La emisión del
documental “Ciutat morta” por el
Canal 33 de la televisión autónoma catalana ha levantado ampollas. Los hechos
narrados ocurrieron durante el desalojo de una fiesta okupa en un inmueble
propiedad del Ayuntamiento de Barcelona, en el año 2006. Un guardia urbano fue
víctima del lanzamiento de un objeto contundente, probablemente una maceta
aunque en el juicio posterior se habló de una piedra.
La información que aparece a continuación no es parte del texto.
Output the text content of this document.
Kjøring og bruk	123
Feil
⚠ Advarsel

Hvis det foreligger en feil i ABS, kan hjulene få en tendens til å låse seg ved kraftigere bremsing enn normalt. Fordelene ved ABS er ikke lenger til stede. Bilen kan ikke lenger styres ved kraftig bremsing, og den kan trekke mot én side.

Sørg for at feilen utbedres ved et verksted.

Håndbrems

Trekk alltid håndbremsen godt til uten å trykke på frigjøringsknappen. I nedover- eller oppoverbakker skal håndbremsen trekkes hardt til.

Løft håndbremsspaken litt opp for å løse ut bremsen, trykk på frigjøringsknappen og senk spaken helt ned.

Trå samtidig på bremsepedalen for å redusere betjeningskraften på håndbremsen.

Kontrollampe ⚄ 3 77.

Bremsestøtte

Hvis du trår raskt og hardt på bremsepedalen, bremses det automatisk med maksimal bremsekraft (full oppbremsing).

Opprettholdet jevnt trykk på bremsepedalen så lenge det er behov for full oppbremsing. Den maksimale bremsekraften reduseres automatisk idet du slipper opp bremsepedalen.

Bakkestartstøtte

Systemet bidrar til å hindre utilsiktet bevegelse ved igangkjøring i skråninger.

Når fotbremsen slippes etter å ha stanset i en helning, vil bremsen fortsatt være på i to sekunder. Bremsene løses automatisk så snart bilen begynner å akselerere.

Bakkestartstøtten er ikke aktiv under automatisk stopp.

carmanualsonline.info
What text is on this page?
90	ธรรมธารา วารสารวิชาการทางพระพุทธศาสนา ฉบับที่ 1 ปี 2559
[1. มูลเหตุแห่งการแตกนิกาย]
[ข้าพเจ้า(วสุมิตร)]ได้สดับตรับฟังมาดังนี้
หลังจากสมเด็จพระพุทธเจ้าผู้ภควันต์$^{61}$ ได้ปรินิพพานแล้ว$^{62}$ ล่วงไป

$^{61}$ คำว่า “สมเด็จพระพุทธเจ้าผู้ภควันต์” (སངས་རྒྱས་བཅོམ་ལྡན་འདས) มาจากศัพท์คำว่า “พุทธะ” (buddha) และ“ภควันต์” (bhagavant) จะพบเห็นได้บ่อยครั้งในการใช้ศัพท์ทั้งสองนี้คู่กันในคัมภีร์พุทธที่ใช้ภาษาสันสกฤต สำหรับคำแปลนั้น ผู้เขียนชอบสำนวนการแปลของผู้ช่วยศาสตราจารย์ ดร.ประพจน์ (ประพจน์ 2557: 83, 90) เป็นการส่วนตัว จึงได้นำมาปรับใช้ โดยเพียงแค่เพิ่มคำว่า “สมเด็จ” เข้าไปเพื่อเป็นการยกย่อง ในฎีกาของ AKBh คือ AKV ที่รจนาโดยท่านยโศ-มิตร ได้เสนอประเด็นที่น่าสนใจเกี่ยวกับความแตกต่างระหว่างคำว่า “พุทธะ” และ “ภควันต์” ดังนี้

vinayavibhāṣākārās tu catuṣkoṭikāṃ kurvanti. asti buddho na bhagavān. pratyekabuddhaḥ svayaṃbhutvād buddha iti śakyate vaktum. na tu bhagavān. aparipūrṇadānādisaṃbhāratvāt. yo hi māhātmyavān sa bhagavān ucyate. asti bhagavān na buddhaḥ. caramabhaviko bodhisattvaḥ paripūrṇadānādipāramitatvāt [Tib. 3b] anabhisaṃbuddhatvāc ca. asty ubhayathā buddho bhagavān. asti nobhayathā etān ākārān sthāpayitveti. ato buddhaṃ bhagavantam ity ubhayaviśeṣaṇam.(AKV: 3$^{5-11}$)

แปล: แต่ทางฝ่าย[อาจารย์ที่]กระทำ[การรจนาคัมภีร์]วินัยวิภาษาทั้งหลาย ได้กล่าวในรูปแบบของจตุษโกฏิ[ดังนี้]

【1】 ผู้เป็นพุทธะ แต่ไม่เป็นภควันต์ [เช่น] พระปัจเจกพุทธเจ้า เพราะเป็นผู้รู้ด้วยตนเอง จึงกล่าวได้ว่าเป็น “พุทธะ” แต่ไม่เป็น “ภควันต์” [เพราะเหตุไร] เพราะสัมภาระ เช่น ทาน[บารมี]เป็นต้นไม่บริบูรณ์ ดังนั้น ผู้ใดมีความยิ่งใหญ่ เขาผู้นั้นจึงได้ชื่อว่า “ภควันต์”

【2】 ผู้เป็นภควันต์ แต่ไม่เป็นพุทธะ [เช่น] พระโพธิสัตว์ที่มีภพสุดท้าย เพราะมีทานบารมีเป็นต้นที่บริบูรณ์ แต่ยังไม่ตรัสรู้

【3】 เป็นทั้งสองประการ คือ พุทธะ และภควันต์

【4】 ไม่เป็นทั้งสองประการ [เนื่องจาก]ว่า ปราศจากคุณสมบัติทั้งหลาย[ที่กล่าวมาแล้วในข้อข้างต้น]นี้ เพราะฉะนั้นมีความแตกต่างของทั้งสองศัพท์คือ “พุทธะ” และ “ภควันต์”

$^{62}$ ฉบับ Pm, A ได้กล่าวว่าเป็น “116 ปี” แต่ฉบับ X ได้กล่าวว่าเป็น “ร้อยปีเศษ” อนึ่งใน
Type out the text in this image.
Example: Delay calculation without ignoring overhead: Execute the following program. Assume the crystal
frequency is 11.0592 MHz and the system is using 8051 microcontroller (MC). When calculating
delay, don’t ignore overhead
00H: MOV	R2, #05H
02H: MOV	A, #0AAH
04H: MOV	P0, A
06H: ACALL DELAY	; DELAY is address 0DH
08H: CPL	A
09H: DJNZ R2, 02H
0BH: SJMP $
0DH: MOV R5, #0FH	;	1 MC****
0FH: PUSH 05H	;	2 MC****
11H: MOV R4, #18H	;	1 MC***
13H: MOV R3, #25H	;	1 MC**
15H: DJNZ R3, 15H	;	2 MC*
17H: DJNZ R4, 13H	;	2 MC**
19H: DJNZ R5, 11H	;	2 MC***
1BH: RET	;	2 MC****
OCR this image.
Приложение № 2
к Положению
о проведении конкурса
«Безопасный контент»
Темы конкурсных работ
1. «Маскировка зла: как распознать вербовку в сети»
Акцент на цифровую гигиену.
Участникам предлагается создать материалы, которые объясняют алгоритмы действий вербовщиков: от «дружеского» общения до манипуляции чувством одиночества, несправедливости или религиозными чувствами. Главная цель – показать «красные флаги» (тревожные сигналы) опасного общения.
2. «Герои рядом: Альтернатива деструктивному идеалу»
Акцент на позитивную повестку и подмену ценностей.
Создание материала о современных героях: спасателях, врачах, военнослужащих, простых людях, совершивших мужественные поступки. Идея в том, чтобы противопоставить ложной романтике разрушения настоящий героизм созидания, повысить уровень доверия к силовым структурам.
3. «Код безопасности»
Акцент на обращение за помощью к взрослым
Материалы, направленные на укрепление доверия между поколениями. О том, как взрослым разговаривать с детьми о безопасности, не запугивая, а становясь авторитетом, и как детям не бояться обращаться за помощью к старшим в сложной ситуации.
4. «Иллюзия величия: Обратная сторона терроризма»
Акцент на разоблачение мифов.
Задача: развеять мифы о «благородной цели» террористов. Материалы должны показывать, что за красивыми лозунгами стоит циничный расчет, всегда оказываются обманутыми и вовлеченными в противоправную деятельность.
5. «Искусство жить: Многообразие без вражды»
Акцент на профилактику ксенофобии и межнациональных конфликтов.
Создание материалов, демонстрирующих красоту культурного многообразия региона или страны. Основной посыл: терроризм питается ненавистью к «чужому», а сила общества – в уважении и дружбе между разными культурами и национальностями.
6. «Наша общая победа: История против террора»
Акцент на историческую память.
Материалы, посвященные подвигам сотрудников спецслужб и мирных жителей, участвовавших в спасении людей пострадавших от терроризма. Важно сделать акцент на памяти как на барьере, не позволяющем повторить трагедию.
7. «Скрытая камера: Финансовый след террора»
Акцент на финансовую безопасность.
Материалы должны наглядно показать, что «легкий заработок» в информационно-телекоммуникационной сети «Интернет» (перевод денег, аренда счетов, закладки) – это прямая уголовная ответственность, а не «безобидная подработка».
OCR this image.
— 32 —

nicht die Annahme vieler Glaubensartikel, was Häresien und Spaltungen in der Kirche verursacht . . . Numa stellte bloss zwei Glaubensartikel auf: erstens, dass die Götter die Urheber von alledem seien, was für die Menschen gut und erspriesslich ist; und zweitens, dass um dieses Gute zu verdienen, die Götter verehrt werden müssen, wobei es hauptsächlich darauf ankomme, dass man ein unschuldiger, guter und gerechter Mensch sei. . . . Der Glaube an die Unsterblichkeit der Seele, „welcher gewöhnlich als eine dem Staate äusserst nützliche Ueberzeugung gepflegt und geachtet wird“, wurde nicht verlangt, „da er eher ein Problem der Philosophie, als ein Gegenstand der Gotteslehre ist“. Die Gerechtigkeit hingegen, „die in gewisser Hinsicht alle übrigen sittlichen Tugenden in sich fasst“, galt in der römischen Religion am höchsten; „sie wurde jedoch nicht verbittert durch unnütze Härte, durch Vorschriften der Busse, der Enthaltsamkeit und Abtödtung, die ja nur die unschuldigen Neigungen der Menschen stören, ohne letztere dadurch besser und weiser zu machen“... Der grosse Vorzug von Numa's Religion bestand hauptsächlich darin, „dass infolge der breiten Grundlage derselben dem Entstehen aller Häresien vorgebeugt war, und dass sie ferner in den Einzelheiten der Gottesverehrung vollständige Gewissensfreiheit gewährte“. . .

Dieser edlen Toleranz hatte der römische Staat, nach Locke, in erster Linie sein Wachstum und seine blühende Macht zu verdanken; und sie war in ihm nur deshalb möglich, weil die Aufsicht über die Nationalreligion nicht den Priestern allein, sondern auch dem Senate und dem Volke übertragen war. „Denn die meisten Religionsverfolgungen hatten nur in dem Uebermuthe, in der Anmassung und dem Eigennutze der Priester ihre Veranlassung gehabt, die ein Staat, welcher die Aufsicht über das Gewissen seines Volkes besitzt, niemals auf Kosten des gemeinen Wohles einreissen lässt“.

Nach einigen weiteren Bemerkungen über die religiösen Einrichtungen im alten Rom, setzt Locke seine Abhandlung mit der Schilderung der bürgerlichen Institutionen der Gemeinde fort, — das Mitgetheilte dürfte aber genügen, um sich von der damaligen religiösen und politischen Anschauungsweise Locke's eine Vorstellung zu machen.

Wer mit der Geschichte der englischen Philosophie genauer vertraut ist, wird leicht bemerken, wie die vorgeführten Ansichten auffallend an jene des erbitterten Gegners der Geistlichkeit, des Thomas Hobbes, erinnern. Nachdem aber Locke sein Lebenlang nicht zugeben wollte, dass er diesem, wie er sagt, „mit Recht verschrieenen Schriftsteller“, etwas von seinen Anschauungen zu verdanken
Unos sospechosos muy
improbables fueron detenidos, torturados en comisaría y condenados en un juicio
plagado de irregularidades. Patricia, una de las damnificadas directas por el
suceso, se suicidó poco después de salir de la prisión.
Truculencias
policiales y errores – o prevaricaciones – judiciales, hay muchos. Lo singular
de este caso no ha sido la comprobación de la existencia de esa cara oscura de
la justicia y el orden, sino su pervivencia al paso de los años y de los
mandatos municipales. Los hechos ocurrieron bajo un alcalde socialista; hoy es
un alcalde convergente el que se niega a una rectificación y una revisión del
caso. Un alto cargo sospechoso de haber tergiversado informes y destruido
pruebas consiguió de un juez la censura de los cinco minutos de documental en
los que aparecían su nombre y su imagen pública. Hablo de imagen pública, no de
su intimidad personal o familiar: se trataba de su presencia en una rueda de
prensa sobre otro caso oscuro ocurrido con posterioridad. Sin embargo, el juez
aceptó el alegato de que esas imágenes de un funcionario en el ejercicio de sus
funciones atentaban contra su dignidad, su intimidad y su imagen. No es que la
censura judicial haya servido de nada en este caso, pero sí que se aprecia de
nuevo el mismo sesgo que ha llevado a unas autoridades democráticamente
instituidas a respetar hasta el escrúpulo los derechos de unos ciudadanos y
conculcar a conciencia y a sangre fría los de otros. A proteger a la “buena
gente” contra la patota.
Barcelona, ciudad
de ferias y congresos, punto de destino del turismo mundial, sigue siendo una
ciudad provinciana, con una burguesía provinciana que aspira a una
independencia provinciana. En el cogollito de las escasas familias que “importan”,
todo el mundo se conoce. Todos comparten unos mismos valores, un mismo sentimiento
de ser la sal de la tierra, un mismo instinto atávico de cerrar filas contra el
intruso, contra el forastero, contra el diferente.
Ni olvido ni
perdón, se cantó anoche de madrugada delante de las velas encendidas en
recuerdo de Patricia en la plaza de Sant Jaume. Si este consistorio es incapaz
de emprender la vía de la restitución de la justicia a la que todos y todas somos
acreedores, conviene en efecto no olvidarlo ni perdonarlo. Para el caso las
elecciones están ya ahí, a la vuelta de la esquina.